New businesses working to facilitate sustainable event clean-up are sprouting up nationwide. The Broomsmen, a clean-up service in Oregon, highlight that the average wedding produces 400-600 pounds of waste(!) and are working to change that statistic by working with couples and event-planners to ensure proper waste management. Greenhouse Eco-Cleaning Services in New York not only guarantee proper waste disposal, but exclusively works with cleaning products that are vegetable-based, organic, and contain 100% biodegradable ingredients.

If you know your event is of the scale where an outside cleaning crew may be necessary, be sure to research sustainable and eco-friendly businesses in your area-- more likely than not, at least one exists.

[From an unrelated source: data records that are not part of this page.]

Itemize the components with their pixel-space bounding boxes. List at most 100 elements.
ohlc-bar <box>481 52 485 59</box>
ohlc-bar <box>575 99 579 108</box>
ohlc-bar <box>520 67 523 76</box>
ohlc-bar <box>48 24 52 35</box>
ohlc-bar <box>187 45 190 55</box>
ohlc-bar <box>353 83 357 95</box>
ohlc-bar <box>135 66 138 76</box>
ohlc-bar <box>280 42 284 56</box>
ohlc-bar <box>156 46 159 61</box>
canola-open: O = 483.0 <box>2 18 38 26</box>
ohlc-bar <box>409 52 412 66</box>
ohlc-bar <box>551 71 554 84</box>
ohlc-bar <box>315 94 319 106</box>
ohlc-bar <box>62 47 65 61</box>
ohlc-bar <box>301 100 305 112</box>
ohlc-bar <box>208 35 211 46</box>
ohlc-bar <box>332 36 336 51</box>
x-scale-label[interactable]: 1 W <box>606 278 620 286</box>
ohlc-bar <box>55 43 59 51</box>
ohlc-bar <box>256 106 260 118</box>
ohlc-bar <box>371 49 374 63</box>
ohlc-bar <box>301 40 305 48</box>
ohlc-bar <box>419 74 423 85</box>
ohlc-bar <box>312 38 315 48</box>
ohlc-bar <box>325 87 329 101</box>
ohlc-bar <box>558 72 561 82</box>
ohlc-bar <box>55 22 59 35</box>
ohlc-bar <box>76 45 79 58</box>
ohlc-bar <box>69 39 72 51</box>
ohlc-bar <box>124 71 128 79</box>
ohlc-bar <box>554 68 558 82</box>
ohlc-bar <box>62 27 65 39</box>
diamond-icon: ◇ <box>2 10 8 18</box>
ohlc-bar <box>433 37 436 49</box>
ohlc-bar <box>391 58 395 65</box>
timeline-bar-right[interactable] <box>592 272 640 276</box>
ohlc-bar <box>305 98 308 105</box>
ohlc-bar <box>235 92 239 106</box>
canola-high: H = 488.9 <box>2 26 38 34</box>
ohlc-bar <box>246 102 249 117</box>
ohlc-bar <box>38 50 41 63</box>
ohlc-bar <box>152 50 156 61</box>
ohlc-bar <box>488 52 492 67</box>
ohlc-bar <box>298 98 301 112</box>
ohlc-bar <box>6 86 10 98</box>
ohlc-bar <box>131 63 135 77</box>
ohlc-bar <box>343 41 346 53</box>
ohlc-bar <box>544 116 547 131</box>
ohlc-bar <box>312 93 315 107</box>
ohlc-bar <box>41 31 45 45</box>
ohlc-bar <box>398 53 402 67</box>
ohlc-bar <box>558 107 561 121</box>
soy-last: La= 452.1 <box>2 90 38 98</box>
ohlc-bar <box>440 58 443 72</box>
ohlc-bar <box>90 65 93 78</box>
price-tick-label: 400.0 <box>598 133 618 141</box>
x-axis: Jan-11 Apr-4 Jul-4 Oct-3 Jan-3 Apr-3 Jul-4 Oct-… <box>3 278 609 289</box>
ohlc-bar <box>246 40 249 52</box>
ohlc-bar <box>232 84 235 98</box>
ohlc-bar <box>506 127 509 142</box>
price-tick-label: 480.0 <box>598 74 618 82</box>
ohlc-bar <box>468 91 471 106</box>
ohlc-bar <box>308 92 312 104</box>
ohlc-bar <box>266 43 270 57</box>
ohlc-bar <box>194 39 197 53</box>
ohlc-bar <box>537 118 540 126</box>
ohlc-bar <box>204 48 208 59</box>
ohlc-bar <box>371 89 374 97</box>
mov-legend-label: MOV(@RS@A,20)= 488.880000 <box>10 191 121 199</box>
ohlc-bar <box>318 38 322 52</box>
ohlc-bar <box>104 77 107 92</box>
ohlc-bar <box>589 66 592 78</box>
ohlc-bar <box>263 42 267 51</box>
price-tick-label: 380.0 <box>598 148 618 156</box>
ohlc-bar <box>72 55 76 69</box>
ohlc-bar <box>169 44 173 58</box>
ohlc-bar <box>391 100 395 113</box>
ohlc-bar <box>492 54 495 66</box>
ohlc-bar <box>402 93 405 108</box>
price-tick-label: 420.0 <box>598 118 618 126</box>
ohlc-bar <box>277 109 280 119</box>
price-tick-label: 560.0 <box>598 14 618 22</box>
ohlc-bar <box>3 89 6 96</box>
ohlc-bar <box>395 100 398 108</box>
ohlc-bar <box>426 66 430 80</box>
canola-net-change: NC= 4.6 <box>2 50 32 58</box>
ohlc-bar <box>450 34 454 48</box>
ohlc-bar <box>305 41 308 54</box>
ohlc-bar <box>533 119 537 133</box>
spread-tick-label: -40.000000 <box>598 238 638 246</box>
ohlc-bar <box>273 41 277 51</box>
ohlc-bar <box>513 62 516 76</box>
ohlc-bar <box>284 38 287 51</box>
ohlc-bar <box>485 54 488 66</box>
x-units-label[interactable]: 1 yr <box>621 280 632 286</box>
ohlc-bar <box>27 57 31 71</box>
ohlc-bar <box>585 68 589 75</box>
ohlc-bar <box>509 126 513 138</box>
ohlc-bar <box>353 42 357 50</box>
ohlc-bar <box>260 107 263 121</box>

There’s something particularly sad about seeing dozens upon dozens of flowers and plants wind up in the trash after a celebration. Luckily, a number of social enterprises work to repurpose event flowers for worthy-causes. A few to check out include:

  • Repeat Roses- Available nationwide, Repeat Roses helps their clients petal-it-forward with their signature collection-through-composting service. They collect and break down floral arrangements from events, redesign them into petite bedside bouquets, and deliver them to patients in hospices, cancer treatment centers, mental health facilities, domestic abuse and homeless shelters. They then return to donor sites to collect the twice-enjoyed blooms for composting, completely disrupting the single-use-flower-to-landfill pipeline.

  • Random Acts of Flowers- With branches in Knoxville, Tampa, Chicago and Indianapolis, Random Acts of Flowers delivers beautiful bouquets of recycled flowers to about 100,000 people each year.

  • Petals with a Purpose- Hawaii-based Petals with a Purpose repurposes event flowers for  personal bouquets delivered to hospitals, hospices and retirement homes. A similarly-named Petals with Purpose has a comparable model in the Palm Beach area, pairing flower deliveries with visits.

  • The Bloom Project- Collects donated flowers in the Portland area to provide fresh floral bouquets to hospice and palliative care patients on a weekly basis.

  • Flower Angels USA- Not only donates repurposed flowers after events in the Cape Cod area, but additionally works with adults with disabilities to assist with flower collection, deconstruction and delivery.

For other leftover decor like table numbers, votives, and vases platforms like Wedding Recycle and Bravo Bride, are among the growing number of sites that let you buy and sell gently-used items. Even donating items to the nearest Salvation Army or Goodwill, is better than tossing them in the trash!